The early German settlers of Pennsylvania bore the brunt of savage attacks made by Indians during those terrible years of the French and Indian War from 1754 to 1763 when the unguarded frontier of the province left the northern frontiers open to raids by Native Americans. This list of victims is far from complete. The several cases selected for mention here serve to show the horrors which our pioneer forebears suffered.
On 8 June 1756 Felix Wuench was plowing in his field near “The Hole” in Swatara Gap (Schuylkill County), when some Indians, hiding in ambush shot him through the breast. Two shots were fired, the second killing one of the horses in the plow. Wuench ran, crying for help but the Indians caught up with him. For a short time he defended himself with a whip which he carried but they overpowered him. They cut his head with their tomahawks and scalped him.
Mrs. Wuench heard her husband’s cries for help. She ran out of the house but was captured by the murderers. The Indians removed three small children from the house and then set fire to the property.
A servant lad, who was not in the house at the time, saw the flames. He ran to the home of a neighbor, George Miess, to summon help. Miess and his son gave chase to the Indians as they hurried away, carrying Mrs. Wuench and the three children with them. (Pennsylvania Gazette – 17 June 17 1756).
In November 1755 a group of settlers journeyed along the road leading over the Blue Mountain from Bethel in Berks County to Pinegrove in present day Schuylkill County. They were “going on the watch” near the spot where Fort Henry was built a year later when the party was attacked by Indians. The following persons were slain; John Leyenberger, Rudolph Kendall, George Wolf, John Apple, Casper Spring, George Bauer, Frederick Wieland, Jacob Ritzman. This list was furnished by Peter Spycker of Tulpehocken, 28 November 1755 at the request of Governor Robert Hunter Norris.
The report of Captain Jacob Morgan (C. Saur’s Newspaper, 1 December 1755), described the terrible condition in which Caspar Spring’s body was found. The cleft skull of the victim permitted the dead man’s brain to protrude and there were two tomahawk wounds on his chest, a shot in the back "and other things which modesty forbids to mention."
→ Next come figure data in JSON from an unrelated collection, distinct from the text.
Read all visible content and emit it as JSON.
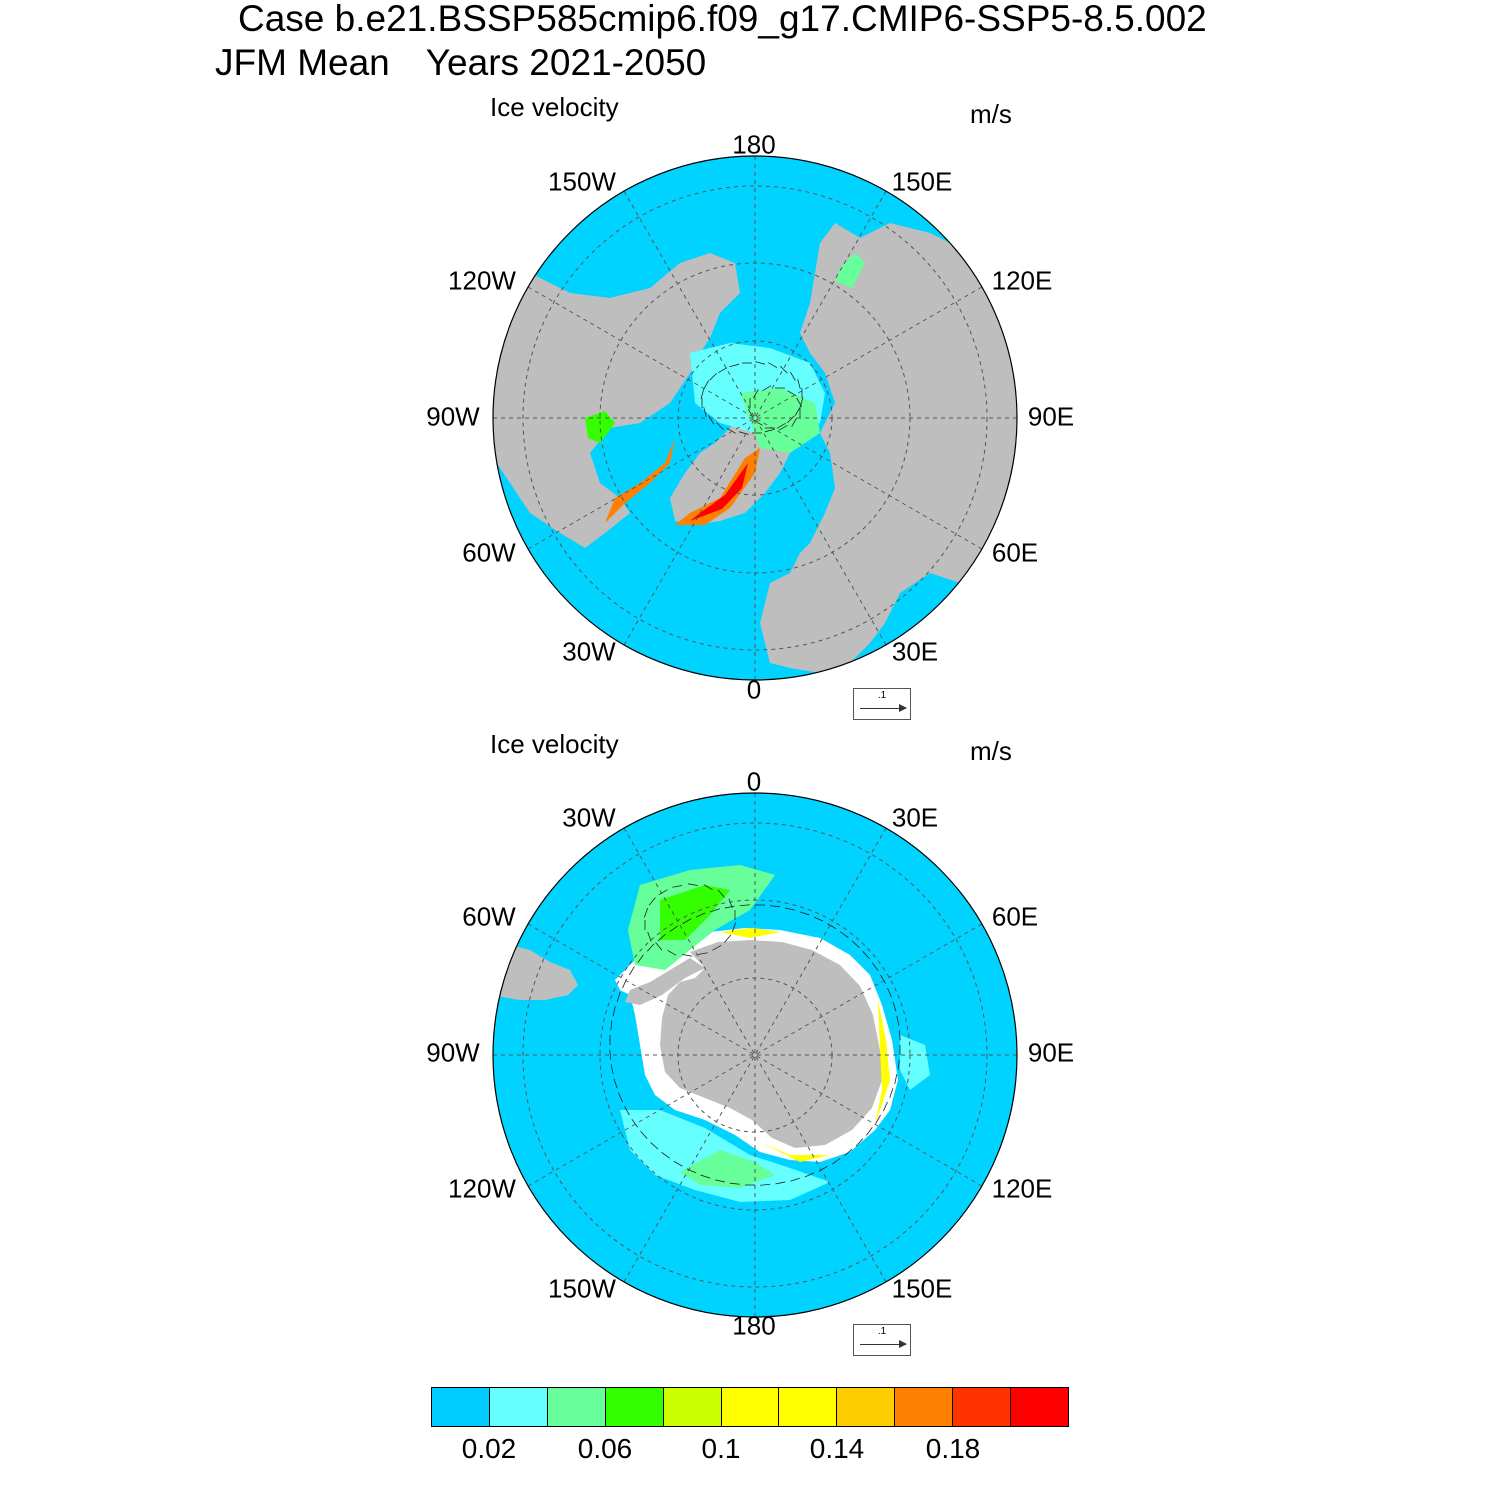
{
  "title_line1": "Case b.e21.BSSP585cmip6.f09_g17.CMIP6-SSP5-8.5.002",
  "title_season": "JFM Mean",
  "title_years": "Years 2021-2050",
  "colors": {
    "ocean": "#00d3ff",
    "land": "#bebebe",
    "no_data": "#ffffff",
    "grid": "#555555"
  },
  "panels": [
    {
      "hemisphere": "north",
      "title": "Ice velocity",
      "units": "m/s",
      "lon_labels": [
        "180",
        "150E",
        "120E",
        "90E",
        "60E",
        "30E",
        "0",
        "30W",
        "60W",
        "90W",
        "120W",
        "150W"
      ],
      "reference_vector": ".1"
    },
    {
      "hemisphere": "south",
      "title": "Ice velocity",
      "units": "m/s",
      "lon_labels": [
        "0",
        "30E",
        "60E",
        "90E",
        "120E",
        "150E",
        "180",
        "150W",
        "120W",
        "90W",
        "60W",
        "30W"
      ],
      "reference_vector": ".1"
    }
  ],
  "colorbar": {
    "colors": [
      "#00ccff",
      "#66ffff",
      "#66ff99",
      "#33ff00",
      "#ccff00",
      "#ffff00",
      "#ffff00",
      "#ffcc00",
      "#ff7f00",
      "#ff3300",
      "#ff0000"
    ],
    "tick_labels": [
      "0.02",
      "0.06",
      "0.1",
      "0.14",
      "0.18"
    ]
  }
}
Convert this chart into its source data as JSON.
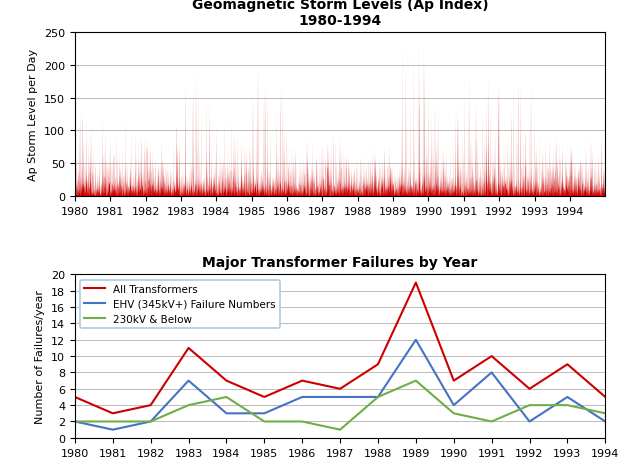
{
  "title1": "Geomagnetic Storm Levels (Ap Index)",
  "subtitle1": "1980-1994",
  "ylabel1": "Ap Storm Level per Day",
  "title2": "Major Transformer Failures by Year",
  "ylabel2": "Number of Failures/year",
  "years": [
    1980,
    1981,
    1982,
    1983,
    1984,
    1985,
    1986,
    1987,
    1988,
    1989,
    1990,
    1991,
    1992,
    1993,
    1994
  ],
  "all_transformers": [
    5,
    3,
    4,
    11,
    7,
    5,
    7,
    6,
    9,
    19,
    7,
    10,
    6,
    9,
    5
  ],
  "ehv_failures": [
    2,
    1,
    2,
    7,
    3,
    3,
    5,
    5,
    5,
    12,
    4,
    8,
    2,
    5,
    2
  ],
  "below_230kv": [
    2,
    2,
    2,
    4,
    5,
    2,
    2,
    1,
    5,
    7,
    3,
    2,
    4,
    4,
    3
  ],
  "line_color_all": "#cc0000",
  "line_color_ehv": "#4472c4",
  "line_color_230": "#70ad47",
  "ap_color": "#cc0000",
  "background_color": "#ffffff",
  "ylim1": [
    0,
    250
  ],
  "ylim2": [
    0,
    20
  ],
  "yticks1": [
    0,
    50,
    100,
    150,
    200,
    250
  ],
  "yticks2": [
    0,
    2,
    4,
    6,
    8,
    10,
    12,
    14,
    16,
    18,
    20
  ],
  "grid_color": "#bbbbbb",
  "random_seed": 42,
  "year_peak_max": [
    135,
    120,
    105,
    200,
    115,
    205,
    90,
    105,
    85,
    245,
    145,
    195,
    180,
    95,
    90
  ],
  "base_level": 15,
  "legend_all": "All Transformers",
  "legend_ehv": "EHV (345kV+) Failure Numbers",
  "legend_230": "230kV & Below"
}
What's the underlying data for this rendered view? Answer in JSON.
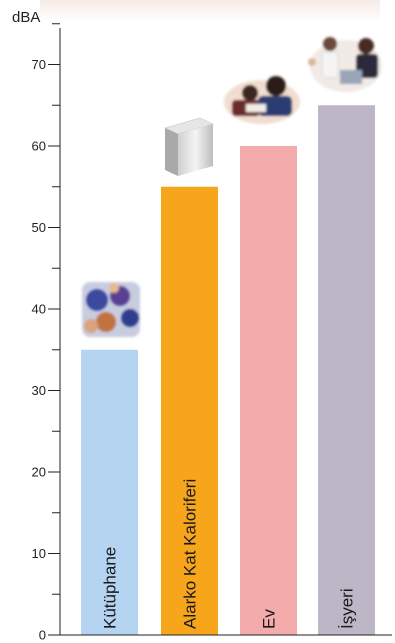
{
  "chart_data": {
    "type": "bar",
    "title": "",
    "xlabel": "",
    "ylabel": "dBA",
    "ylim": [
      0,
      75
    ],
    "major_ticks": [
      0,
      10,
      20,
      30,
      40,
      50,
      60,
      70
    ],
    "minor_step": 5,
    "grid": false,
    "categories": [
      "Kütüphane",
      "Alarko Kat Kaloriferi",
      "Ev",
      "İşyeri"
    ],
    "values": [
      35,
      55,
      60,
      65
    ],
    "colors": [
      "#b4d4f1",
      "#f7a51b",
      "#f4abab",
      "#bdb6c6"
    ],
    "bar_images": [
      "library-photo",
      "boiler-unit-photo",
      "family-home-photo",
      "office-workers-photo"
    ]
  }
}
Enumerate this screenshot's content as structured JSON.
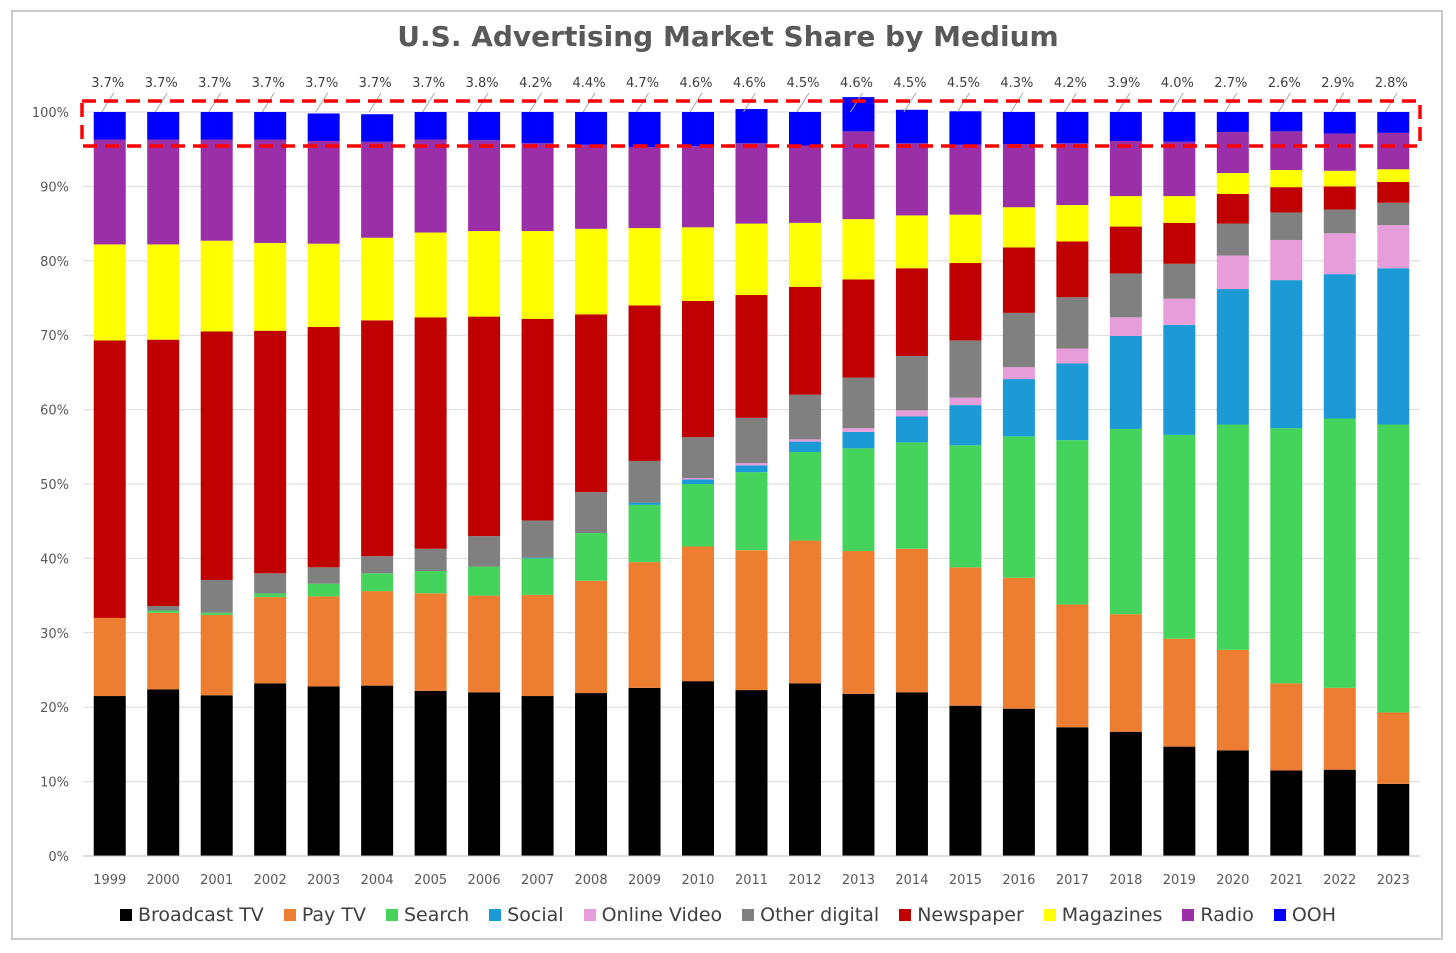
{
  "chart_data": {
    "type": "bar",
    "stacked": true,
    "title": "U.S. Advertising Market Share by Medium",
    "xlabel": "",
    "ylabel": "",
    "ylim": [
      0,
      100
    ],
    "y_ticks": [
      "0%",
      "10%",
      "20%",
      "30%",
      "40%",
      "50%",
      "60%",
      "70%",
      "80%",
      "90%",
      "100%"
    ],
    "grid": true,
    "legend_position": "bottom",
    "categories": [
      "1999",
      "2000",
      "2001",
      "2002",
      "2003",
      "2004",
      "2005",
      "2006",
      "2007",
      "2008",
      "2009",
      "2010",
      "2011",
      "2012",
      "2013",
      "2014",
      "2015",
      "2016",
      "2017",
      "2018",
      "2019",
      "2020",
      "2021",
      "2022",
      "2023"
    ],
    "series": [
      {
        "name": "Broadcast TV",
        "color": "#000000",
        "values": [
          21.5,
          22.4,
          21.6,
          23.2,
          22.8,
          22.9,
          22.2,
          22.0,
          21.5,
          21.9,
          22.6,
          23.5,
          22.3,
          23.2,
          21.8,
          22.0,
          20.2,
          19.8,
          17.3,
          16.7,
          14.7,
          14.2,
          11.5,
          11.6,
          9.7
        ]
      },
      {
        "name": "Pay TV",
        "color": "#ed7d31",
        "values": [
          10.5,
          10.3,
          10.8,
          11.6,
          12.1,
          12.7,
          13.1,
          13.0,
          13.6,
          15.1,
          16.9,
          18.1,
          18.8,
          19.2,
          19.2,
          19.3,
          18.6,
          17.6,
          16.5,
          15.8,
          14.5,
          13.5,
          11.7,
          11.0,
          9.6
        ]
      },
      {
        "name": "Search",
        "color": "#44d45c",
        "values": [
          0,
          0.3,
          0.3,
          0.5,
          1.7,
          2.4,
          3.0,
          3.9,
          4.9,
          6.4,
          7.7,
          8.4,
          10.5,
          11.9,
          13.8,
          14.3,
          16.4,
          19.0,
          22.1,
          24.9,
          27.4,
          30.3,
          34.3,
          36.2,
          38.7
        ]
      },
      {
        "name": "Social",
        "color": "#1b9ad6",
        "values": [
          0,
          0,
          0,
          0,
          0,
          0,
          0,
          0,
          0.1,
          0,
          0.3,
          0.6,
          0.9,
          1.4,
          2.2,
          3.5,
          5.4,
          7.7,
          10.3,
          12.5,
          14.8,
          18.2,
          19.9,
          19.4,
          21.0
        ]
      },
      {
        "name": "Online Video",
        "color": "#e89ddb",
        "values": [
          0,
          0,
          0,
          0,
          0,
          0,
          0,
          0,
          0,
          0,
          0,
          0.2,
          0.3,
          0.3,
          0.5,
          0.8,
          1.0,
          1.6,
          2.0,
          2.5,
          3.5,
          4.5,
          5.4,
          5.5,
          5.8
        ]
      },
      {
        "name": "Other digital",
        "color": "#808080",
        "values": [
          0,
          0.6,
          4.4,
          2.7,
          2.2,
          2.3,
          3.0,
          4.1,
          5.0,
          5.5,
          5.6,
          5.5,
          6.1,
          6.0,
          6.8,
          7.3,
          7.7,
          7.3,
          6.9,
          5.9,
          4.7,
          4.3,
          3.7,
          3.2,
          3.0
        ]
      },
      {
        "name": "Newspaper",
        "color": "#c00000",
        "values": [
          37.3,
          35.8,
          33.4,
          32.6,
          32.3,
          31.7,
          31.1,
          29.5,
          27.1,
          23.9,
          20.9,
          18.3,
          16.5,
          14.5,
          13.2,
          11.8,
          10.4,
          8.8,
          7.5,
          6.3,
          5.5,
          4.0,
          3.4,
          3.1,
          2.8
        ]
      },
      {
        "name": "Magazines",
        "color": "#ffff00",
        "values": [
          12.9,
          12.8,
          12.2,
          11.8,
          11.2,
          11.1,
          11.4,
          11.5,
          11.8,
          11.5,
          10.4,
          9.9,
          9.6,
          8.6,
          8.1,
          7.1,
          6.5,
          5.4,
          4.9,
          4.1,
          3.6,
          2.8,
          2.3,
          2.1,
          1.7
        ]
      },
      {
        "name": "Radio",
        "color": "#9b2fa8",
        "values": [
          14.1,
          14.1,
          13.6,
          13.9,
          13.8,
          12.9,
          12.5,
          12.2,
          11.8,
          11.3,
          10.9,
          10.9,
          10.8,
          10.4,
          11.8,
          9.7,
          9.4,
          8.5,
          8.3,
          7.4,
          7.3,
          5.5,
          5.2,
          5.0,
          4.9
        ]
      },
      {
        "name": "OOH",
        "color": "#0000ff",
        "values": [
          3.7,
          3.7,
          3.7,
          3.7,
          3.7,
          3.7,
          3.7,
          3.8,
          4.2,
          4.4,
          4.7,
          4.6,
          4.6,
          4.5,
          4.6,
          4.5,
          4.5,
          4.3,
          4.2,
          3.9,
          4.0,
          2.7,
          2.6,
          2.9,
          2.8
        ]
      }
    ],
    "annotations": {
      "ooh_labels": [
        "3.7%",
        "3.7%",
        "3.7%",
        "3.7%",
        "3.7%",
        "3.7%",
        "3.7%",
        "3.8%",
        "4.2%",
        "4.4%",
        "4.7%",
        "4.6%",
        "4.6%",
        "4.5%",
        "4.6%",
        "4.5%",
        "4.5%",
        "4.3%",
        "4.2%",
        "3.9%",
        "4.0%",
        "2.7%",
        "2.6%",
        "2.9%",
        "2.8%"
      ],
      "highlight_box": {
        "color": "#ff0000",
        "style": "dashed",
        "target_series": "OOH"
      }
    }
  }
}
On the first of March 1757, on a farm belonging to Philip Bussart, a workman named Mulhaurs was breaking flax. Suddenly a shot rang out and Muhlhaurs fell dead. George Minier’s son, who was a witness to the murder was shot while running to the house. The boy succeeded in getting his gun but died before he could fire it. Phillip Bussart, the owner was armed. He succeeded in killing some of the attackers but he was severely wounded and his son was killed in an attempt to escape. This encounter took place north of the Blue Mountains between Fort Norris and Fort Hamilton. (Appendix: Gordon’s History of Penna., 1829)
The horrible massacre of the Brethren at the Moravian settlement in Gnadenbutten caused the death of 11 persons. Among them were the missionaries Martin Nitchman and his wife.
To list all the victims of this terrible type of warfare would call for a more extensive treatment of the subject. We have the lists of the names where they were furnished by the local magistrates and contemporary accounts in newspapers as sources of information. The names are overwhelmingly of German origin, proving that the pioneer settlers from the Palatinate served as the buffer between the hostile Indian tribes and the English settlements on the seaboard.
One very touching case was reported by Conrad Weiser on 19 November 1755. “Another party found a woman just expired with a male child on her side both killed and scalped. The woman lay upon her face. My son Frederick turned her about to see who she might have been, and to his companion’s surprise they found a babe of about 14 days old under her, wrapped up in a little cushion, his nose quite flat which was set right by Frederick, and life was yet in it, and recovered again.”
The mother’s dead body had shielded the tiny infant. (Penna. Archives II pp. 503-504).
These are just a few reminders of the risks our forebears took on a daily basis to establish their lives in America.